馨、この「かおる」という音はラテン語の“ caelum ”カエルムを充てたのです。
若葉の佳い香がする5月の青空の日に君のお父さんは生まれました、だから“ caelum ”です。
馨という文字は言葉を伝える「声」が入っているでしょう?きっと文学を愛する人になると思います。
そうして君に本を読み聴かせてくれるのだと予想しています、お祖母さんの予想は当たっていますか?

君の名前はどんな願いの祈りに付くのでしょう。
考えるだけで幸せになります、そして逢いたくて祈ってしまいます。
馨さんが大人になって大切な恋をして、そして君が生まれてきてくれること。その全てが幸せであれと祈ります。

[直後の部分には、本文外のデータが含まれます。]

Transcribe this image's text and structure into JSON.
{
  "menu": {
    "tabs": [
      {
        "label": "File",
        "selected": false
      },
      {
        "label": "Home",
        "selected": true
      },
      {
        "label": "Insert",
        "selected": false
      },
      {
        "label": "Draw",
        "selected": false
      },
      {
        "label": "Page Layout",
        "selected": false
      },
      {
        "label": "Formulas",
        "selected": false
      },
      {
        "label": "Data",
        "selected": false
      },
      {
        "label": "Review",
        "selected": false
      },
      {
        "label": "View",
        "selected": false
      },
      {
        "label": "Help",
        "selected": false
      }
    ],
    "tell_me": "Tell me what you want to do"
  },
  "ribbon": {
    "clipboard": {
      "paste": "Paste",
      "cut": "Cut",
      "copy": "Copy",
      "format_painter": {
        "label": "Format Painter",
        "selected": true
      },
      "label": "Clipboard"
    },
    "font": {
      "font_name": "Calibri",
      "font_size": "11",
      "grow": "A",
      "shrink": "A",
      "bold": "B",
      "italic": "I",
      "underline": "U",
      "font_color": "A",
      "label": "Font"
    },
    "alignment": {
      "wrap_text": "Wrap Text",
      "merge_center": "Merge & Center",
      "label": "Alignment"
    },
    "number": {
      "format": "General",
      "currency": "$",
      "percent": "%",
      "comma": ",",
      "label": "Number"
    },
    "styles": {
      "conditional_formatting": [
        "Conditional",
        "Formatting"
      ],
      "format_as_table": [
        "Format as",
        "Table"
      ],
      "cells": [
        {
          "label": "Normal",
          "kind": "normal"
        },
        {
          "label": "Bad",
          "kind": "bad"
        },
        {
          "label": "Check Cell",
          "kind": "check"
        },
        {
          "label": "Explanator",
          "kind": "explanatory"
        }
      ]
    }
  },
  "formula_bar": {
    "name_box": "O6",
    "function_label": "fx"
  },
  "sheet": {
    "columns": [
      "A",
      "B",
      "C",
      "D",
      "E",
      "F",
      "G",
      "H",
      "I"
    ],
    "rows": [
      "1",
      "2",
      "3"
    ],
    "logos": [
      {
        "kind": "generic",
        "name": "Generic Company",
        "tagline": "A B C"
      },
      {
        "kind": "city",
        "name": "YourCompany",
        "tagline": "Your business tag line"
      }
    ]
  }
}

馨さんが結婚する相手は素敵な女性でしょうね、君のお母さんになってくれる人ですから。
きっと私はすこしだけ嫉妬してしまいます、なぜって今も手紙を書きながら馨さんを見ていて愛しいのです。
こんなに馨さんが愛しいもの、馨さんの子供である君も愛しくて宝物で、誰よりも幸せを願わずにいられません。
だからこそ君のお母さんが幸せである日々を祈ります、君が笑っていられるように。
……

ブルーブラックの筆跡、潮風あまくほろ苦い。
見つめる想い綴られる言葉、願って祈ってインクあふれだす。
この手紙は「君」を愛している、まだ生まれてもいない「君」に幸福を捧げたがっている。
まだ幼い赤ん坊の息子を抱いて、その未来その先まで愛しんで祈りあふれて、そうして思い知らされる。

こんなふうに自分は愛され、生まれたろうか?

『あなたが帰る場所は、あるの?』

問いかけてくる記憶の眼。
よく知らない相手、それなのに瞳おだやかに懐かしかった。
あの眼ざしに問われて答えられなくて、逃げてきた海で思い知らされる。

……
君のお祖父さんに、新しい奥さんを迎えてとお願いしました。
私は君のお父さんのきょうだいは産めません、でも健康な新しいお母さんがきたら馨さんにきょうだいが出来るでしょう。
私はきょうだいが無いけれど仲良しの従妹がいます、顕子さんといって馨さんのことも可愛がってくれる頼もしい人です。
病気がちの私をいつも見舞ってくれたのも顕子さんです、彼女が従妹だから私はたくさん笑っていられました。
そういう信頼できる身内が馨さんにもいてほしくて晉さんに再婚を勧めています。

ですから私ではないお祖母さまが君にはいるかもしれません。
その方と君は血のつながらない家族です、でもどうか大切にして下さいね。
家族は血の繋がりだけではありません、心が結ばれたなら幸福な家族です。

私は本当に幸せに生きました。
……

幸せに生きたひと、その手蹟が眩しい。
まぶしくて温かで求めたくなる、こんなふう自分も生まれたかった。
そんな本音あふれて撃たれて、そうして気づかされ思い知らされる。

だから周太、俺は君が欲しかった。